Intraoperative blood salvage may shorten the lifespan of red blood cells within 3 days postoperatively: A pilot study

    loading  Checking for direct PDF access through Ovid



Intraoperative blood salvage (IBS) recovers most lost blood, and is widely used in the clinic. It is unclear why IBS does not reduce long-term postoperative requirements for red blood cells (RBCs), and 1 possibility is that IBS affects RBC lifespan.


Prospectively enrolled patients who underwent spine, pelvic, or femur surgery not involving allogeneic RBC transfusion were grouped based on whether they received IBS or not. Volumes of blood lost and of RBCs salvaged during surgery were recorded. Total blood cell counts, levels of plasma-free hemoglobin, and CD235a-positive granulocytes were determined perioperatively.
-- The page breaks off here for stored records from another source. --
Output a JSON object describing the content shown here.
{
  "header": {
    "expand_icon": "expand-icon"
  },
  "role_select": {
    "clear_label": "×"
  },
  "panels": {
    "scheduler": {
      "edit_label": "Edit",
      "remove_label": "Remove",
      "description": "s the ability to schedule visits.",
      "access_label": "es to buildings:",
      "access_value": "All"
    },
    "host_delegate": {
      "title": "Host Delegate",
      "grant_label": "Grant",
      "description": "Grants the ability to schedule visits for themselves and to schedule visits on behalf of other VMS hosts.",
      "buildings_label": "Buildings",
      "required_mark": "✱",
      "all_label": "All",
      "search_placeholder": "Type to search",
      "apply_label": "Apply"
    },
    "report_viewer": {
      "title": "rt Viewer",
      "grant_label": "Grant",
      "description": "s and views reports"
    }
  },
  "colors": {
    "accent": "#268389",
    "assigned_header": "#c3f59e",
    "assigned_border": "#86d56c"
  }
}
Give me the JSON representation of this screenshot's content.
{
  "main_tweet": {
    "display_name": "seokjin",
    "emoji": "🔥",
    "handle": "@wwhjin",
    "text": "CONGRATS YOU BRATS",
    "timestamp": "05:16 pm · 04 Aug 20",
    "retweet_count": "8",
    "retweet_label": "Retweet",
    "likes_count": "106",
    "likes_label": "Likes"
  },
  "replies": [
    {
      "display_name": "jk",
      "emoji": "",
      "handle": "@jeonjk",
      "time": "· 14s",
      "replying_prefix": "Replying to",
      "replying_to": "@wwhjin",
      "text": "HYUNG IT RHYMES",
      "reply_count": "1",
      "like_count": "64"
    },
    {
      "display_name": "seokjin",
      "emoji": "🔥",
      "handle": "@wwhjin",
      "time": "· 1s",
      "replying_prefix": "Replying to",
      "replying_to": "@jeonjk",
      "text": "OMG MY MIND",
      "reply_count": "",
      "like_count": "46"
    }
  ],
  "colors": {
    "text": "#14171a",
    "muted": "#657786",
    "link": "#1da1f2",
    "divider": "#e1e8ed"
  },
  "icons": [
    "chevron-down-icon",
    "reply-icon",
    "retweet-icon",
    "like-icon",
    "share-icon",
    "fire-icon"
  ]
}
Although intraoperative blood loss was higher in the IBS group (n = 45) than in the non-IBS group (n = 52) (P < .001), hemoglobin levels were similar between groups (P = .125) at the end of surgery. Hemoglobin levels increased in non-IBS patients (4 ± 11 g/L), but decreased in IBS patients (−7 ± 12 g/L) over the first 3 postoperative days. Nadir hemoglobin levels after surgery were higher in the non-IBS group (107 ± 12 g/L) than in the IBS group (91 ± 12 g/L). Salvaged RBC volume correlated with hemoglobin decrease (r = 0.422, P = .004). In multivariate analysis, salvaged RBC volume was an independent risk factor for hemoglobin decrease (adjusted odds ratio 1.002, 95% confidence interval 1.001–1.004, P = .008). Flow cytometry showed the numbers of CD235a-positive granulocytes after surgery to be higher in the IBS group than in the non-IBS group (P < .05).


IBS may shorten the lifespan of RBCs by triggering their engulfment upon re-infusion (China Clinical Trial Registry ChiCTR-OCH-14005140).